— Мэдди, нам нужно серьезно об этом поговорить.
Она пожимает плечом, ясно давая мне понять, что совершенно не настроена на разговор.
— Не о чем говорить. — В ее голосе больше не чувствуется раздражительных ноток. Думаю, мне больше нравилось, когда она была зла, потому что сейчас Мэдди абсолютно пассивна. А с такими людьми невозможно общаться. Они возводят вокруг себя стены, которые отражают любые нападки.
Следую за ней в гостиную.
— Мэдди, послушай, я не сужу тебя, честно. Просто позволь мне помочь тебе.
Она начинает смеяться, но на лице не отражается никаких эмоций.
— Ты собираешься помочь мне? Сильно сказано. Сколько тебе, восемнадцать?
—Мэдди, ты моя тетя, моя семья. И я переживаю. Сколько это уже продолжается?
— Малышка Кейт, ты такая наивная. — Опять этот ее покровительственный я-говорю-с-тобой-как-с-пятилетней-девочкой-тон. Но мне все равно, потому что сейчас мне необходимо разговорить ее.
— Наивная? Мэдди, ты только что специально вызвала рвоту.
— Кейт, милая, ничего страшного. — На ее лице равнодушие и безразличие.
Качаю головой, не отрывая от нее глаз. Это просто не может быть правдой.
— Подруга, это ужасно.
Она тоже качает головой.
— Кейт, я просто переела и очистила желудок. Это не привычка, просто единичный случай. Иногда мне очень хочется есть. Таким образом, я могу хорошо поесть и не набрать вес. Это беспроигрышный вариант. — Она пытается убедить меня в этом, нацепив на лицо ослепительно белозубую улыбку.

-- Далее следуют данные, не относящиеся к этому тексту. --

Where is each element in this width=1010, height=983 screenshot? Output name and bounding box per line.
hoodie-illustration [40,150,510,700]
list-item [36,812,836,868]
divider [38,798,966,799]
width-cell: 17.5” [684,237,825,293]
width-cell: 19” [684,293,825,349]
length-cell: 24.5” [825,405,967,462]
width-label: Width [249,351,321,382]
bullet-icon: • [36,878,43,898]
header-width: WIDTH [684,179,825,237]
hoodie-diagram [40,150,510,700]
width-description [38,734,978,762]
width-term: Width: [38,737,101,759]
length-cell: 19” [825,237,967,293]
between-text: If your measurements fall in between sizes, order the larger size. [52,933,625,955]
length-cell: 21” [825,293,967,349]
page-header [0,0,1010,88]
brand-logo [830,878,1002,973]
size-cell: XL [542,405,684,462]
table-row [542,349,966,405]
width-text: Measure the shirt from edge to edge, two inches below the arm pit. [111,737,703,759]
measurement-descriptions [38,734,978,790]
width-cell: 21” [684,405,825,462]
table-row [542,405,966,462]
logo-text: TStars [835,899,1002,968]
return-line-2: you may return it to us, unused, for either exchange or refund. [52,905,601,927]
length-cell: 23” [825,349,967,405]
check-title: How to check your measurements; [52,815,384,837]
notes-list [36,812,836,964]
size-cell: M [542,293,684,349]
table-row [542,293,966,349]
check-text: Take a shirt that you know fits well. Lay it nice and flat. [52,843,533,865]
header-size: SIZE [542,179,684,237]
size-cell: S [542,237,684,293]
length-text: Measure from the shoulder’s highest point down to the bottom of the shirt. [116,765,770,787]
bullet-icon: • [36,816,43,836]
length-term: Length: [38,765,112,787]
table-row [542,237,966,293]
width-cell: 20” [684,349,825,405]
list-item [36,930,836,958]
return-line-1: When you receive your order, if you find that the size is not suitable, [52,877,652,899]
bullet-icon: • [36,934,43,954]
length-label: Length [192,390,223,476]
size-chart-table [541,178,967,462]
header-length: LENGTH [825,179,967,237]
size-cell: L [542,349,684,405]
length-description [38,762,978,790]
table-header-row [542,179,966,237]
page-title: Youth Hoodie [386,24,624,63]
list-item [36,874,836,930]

— Подруга, это не беспроигрышный вариант. Ты издеваешься над своим телом. И однажды, оно взбунтуется. — Не переношу людей, сознательно причиняющих себе вред. Многие готовы отдать все, что угодно за здоровое тело. Твое тело — твой храм. Ну, нельзя же, гадить в храме.
Она отмахивается от меня так же, как и множество раз до этого. Я теряю ее. Она не станет слушать. А у меня просто нет никаких знаний или примеров из жизни по этой теме. Я не знаю, что сказать, поэтому говорю то же, что и Гасу, когда он курит.
— Ты должна бросить. — Чувствую себя дурочкой, когда произношу эту фразу.
В глазах Мэдди вспыхивает злость. Я слишком давлю на нее. Она глубоко вдыхает и говорит:
— Кейт, думаю, тебе стоит уйти.
Да, определенно я перешла все границы. Я раскрыла ее секрет и совершенно справедливо, что она в ярости. Нужно дать ей время. Собираю свои вещи и направляюсь к выходу.
— Еще раз спасибо за то, что не сожгла мою одежду.
Жду, что она хоть как-то отреагирует, но в ответ лишь молчание. Ни тебе «всегда пожалуйста» ни «иди в задницу». Просто угнетающая тишина. Меня пробирает озноб. Оглядываюсь и неожиданно, мне кажется, что в комнате больше нет Мэдди, а лишь я и Джанис Седжвик. Мэдди принимает облик моей матери. Даже то, как она переносит свой вес на левую ногу и скрещивает на груди руки. Они могли бы быть одним человеком. Моя мать не была чудовищем. Она просто не могла справиться со своими проблемами. Когда она не принимала лекарства, то была сама не своя. Когда она принимала лекарства, то тоже была сама не своя. Психические расстройства — это не шутки. Какое-то время мать была любящей и доброй. Но в большинстве случаев злой и ко всему безразличной. Злость и безразличие — абсолютно разные эмоции, которые могут разбить детское сердце на мелкие кусочки. Я очень рано научилась абстрагироваться от них. Но меня ужасно расстраивало, когда мать так вела себя по отношению к Грейс. Я делала все возможное, чтобы это не повторялось. Но иногда мне не удавалось ничего сделать. Тогда я ненавидела себя за это.